No, PCE does not naturally break down. Improper disposal of even a small amount of PCE, like pouring it into a sewer or onto the ground, can have long-lasting consequences.

  1. The Persistent Threat

PCE is a heavy chemical that sinks into the soil, moves through groundwater, and eventually rises into the indoor air we breathe. This contamination is beneath many strip malls, making its way up into buildings over time.

  1. The Difficulty of Cleanup

Cleaning up these sites is a challenging task, and there are no foolproof technologies available. The most successful method is often complete excavation, which can be expensive. One strip mall owner received an estimate of $2.3 million for cleanup, and even then, there’s no guarantee of success.

  1. Lack of Awareness

Many contaminated sites go unnoticed because property owners who aren’t selling or refinancing have no incentive to investigate. However, lenders and informed buyers order Phase 1 Environmental reports to check for a history of dry cleaning operations. If a dry cleaner existed, further testing is recommended, which can be costly.

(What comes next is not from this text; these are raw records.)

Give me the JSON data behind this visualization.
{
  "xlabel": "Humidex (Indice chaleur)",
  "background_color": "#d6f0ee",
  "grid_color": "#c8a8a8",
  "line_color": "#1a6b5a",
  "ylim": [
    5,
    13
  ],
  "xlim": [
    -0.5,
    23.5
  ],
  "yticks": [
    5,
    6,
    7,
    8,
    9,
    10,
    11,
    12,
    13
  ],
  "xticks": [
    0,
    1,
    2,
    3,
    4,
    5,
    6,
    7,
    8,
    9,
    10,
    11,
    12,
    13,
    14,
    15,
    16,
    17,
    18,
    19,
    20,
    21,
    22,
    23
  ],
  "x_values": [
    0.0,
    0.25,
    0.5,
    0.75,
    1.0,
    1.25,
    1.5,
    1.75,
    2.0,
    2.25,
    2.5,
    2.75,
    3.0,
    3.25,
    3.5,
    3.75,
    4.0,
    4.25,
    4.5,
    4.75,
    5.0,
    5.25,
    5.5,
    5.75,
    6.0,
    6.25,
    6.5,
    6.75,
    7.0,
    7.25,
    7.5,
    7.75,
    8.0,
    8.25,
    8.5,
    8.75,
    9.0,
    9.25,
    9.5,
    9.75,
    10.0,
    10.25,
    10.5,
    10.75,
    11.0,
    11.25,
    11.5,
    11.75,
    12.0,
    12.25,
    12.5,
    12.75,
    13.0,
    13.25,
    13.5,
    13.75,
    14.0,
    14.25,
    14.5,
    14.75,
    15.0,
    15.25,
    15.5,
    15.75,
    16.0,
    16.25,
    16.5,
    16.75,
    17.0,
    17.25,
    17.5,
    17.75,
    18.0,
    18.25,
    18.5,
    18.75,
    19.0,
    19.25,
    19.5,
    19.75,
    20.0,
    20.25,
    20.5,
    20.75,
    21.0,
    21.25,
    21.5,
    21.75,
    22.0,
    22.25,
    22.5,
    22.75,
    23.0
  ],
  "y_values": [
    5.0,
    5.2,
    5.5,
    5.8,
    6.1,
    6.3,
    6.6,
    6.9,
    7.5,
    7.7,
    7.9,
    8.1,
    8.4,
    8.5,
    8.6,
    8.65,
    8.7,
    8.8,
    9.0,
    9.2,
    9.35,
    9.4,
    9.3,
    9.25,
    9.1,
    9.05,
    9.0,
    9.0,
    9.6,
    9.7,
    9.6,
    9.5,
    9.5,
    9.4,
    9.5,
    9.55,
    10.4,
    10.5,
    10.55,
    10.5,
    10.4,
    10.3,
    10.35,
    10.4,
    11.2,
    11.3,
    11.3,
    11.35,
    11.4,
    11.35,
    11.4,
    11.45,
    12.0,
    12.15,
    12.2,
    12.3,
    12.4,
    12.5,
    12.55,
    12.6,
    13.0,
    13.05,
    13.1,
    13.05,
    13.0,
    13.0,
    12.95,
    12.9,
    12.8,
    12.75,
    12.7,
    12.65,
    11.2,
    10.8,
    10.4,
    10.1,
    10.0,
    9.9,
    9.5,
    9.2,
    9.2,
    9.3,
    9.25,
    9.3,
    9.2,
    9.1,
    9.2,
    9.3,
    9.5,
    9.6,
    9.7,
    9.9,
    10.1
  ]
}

  1. The Good News: A Simple Solution

While complete cleanup is almost impossible, there is a simple way to remove the ongoing danger. Installing a Soil Vapor Extraction system involves placing pipes in the ground connected to a vacuum pump, which effectively reduces indoor air PCE levels.

  1. A Win-Win Solution

To address this problem, we propose the introduction of a PCE Safe Harbor Program by the EPA. Property owners who agree to install and maintain a vapor extraction system, and regularly sample and report indoor air quality, can be exempt from expensive and often impossible cleanup efforts. This win-win solution protects the health of occupants, property owners, and the environment.